In regards to the overall care of patients within neurosurgery, a stronger emphasis is now being placed upon the quality of care and life for those in treatment. This is to say that the manner in which neurosurgeons define success in their procedures has transformed into a more patient-centric lens. In the past, most professionals prioritized the number of tumors they removed, and the higher survival rates of their surgeries: an individualistic approach. Now, surgeons have moved to a more collaborative method in which they hold regular discussions with a patient’s other doctors, nurses, specialists, and therapists to ensure the best quality of care from both a logistical and emotional standpoint. This has improved the efficiency and effectiveness of these procedures and has emphasized more predictability because of the open dialogue with professionals with more extensive knowledge of a patient’s background.

Future Rationalization

As has been made clear from the number of technological advancements that have defined neurosurgical practices over the past two decades, significant importance is being placed on becoming familiar with these instruments and methods during the training of residents in this area of healthcare (Barkhoudarian, 2010). Neurosurgeons simply cannot provide the best quality of care without a thorough understanding of current technological practices in the field, and consequently, this trend must continue. With the continual growth of access to medical knowledge for the general public, there has also been and will be a large population of patients that will have a better understanding of their medical conditions than their doctors. As such, there is an expanding movement amongst medical professionals to listen to and even prioritize a patient’s opinion in regards to their treatment, rather than going from what they believe would be the best form of care based on their individual understanding of the patient’s condition.

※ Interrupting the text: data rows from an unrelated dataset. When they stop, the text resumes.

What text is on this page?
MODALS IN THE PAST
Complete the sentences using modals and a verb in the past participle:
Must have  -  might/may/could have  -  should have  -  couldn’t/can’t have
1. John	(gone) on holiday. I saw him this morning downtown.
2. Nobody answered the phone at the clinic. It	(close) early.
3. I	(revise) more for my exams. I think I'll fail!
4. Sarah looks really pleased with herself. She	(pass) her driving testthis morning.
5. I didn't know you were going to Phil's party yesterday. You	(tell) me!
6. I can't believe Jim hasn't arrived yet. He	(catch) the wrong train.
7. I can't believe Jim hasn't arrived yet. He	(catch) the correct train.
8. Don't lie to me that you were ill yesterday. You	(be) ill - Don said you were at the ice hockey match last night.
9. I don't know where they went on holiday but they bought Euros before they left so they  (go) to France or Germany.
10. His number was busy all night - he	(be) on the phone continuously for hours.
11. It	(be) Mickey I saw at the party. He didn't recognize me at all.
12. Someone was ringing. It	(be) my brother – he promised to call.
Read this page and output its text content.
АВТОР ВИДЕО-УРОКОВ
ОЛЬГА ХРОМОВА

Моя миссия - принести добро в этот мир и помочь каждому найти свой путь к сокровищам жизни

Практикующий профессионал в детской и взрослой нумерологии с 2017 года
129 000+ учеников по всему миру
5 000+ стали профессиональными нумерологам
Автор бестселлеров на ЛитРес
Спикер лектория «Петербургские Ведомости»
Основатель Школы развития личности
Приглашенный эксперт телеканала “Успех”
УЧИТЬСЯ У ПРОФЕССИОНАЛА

Specialization across all healthcare fields is also predicted to increase, which could make medical care more financially accessible for patients of lower socioeconomic statuses. This trend, however, cannot help reduce the incredibly large economic burdens associated with medical procedures, and the scans required for proper diagnoses. These costs, even with medical insurance, can be financially detrimental to a very large portion of Americans. Many of the movements to make healthcare more accessible across the board also ignore the massive racial disparities within the system, that manifest in both a systemic and individual manner. Because these racial disparities go unaddressed and extend past the medical field to general society, the future advancements in patient care that will take place may well be limited to only those with enough privilege to access them. Until these barriers are addressed, both the field and those that work within it will continue to perpetuate discriminatory practices against patients of different ethnic and cultural backgrounds.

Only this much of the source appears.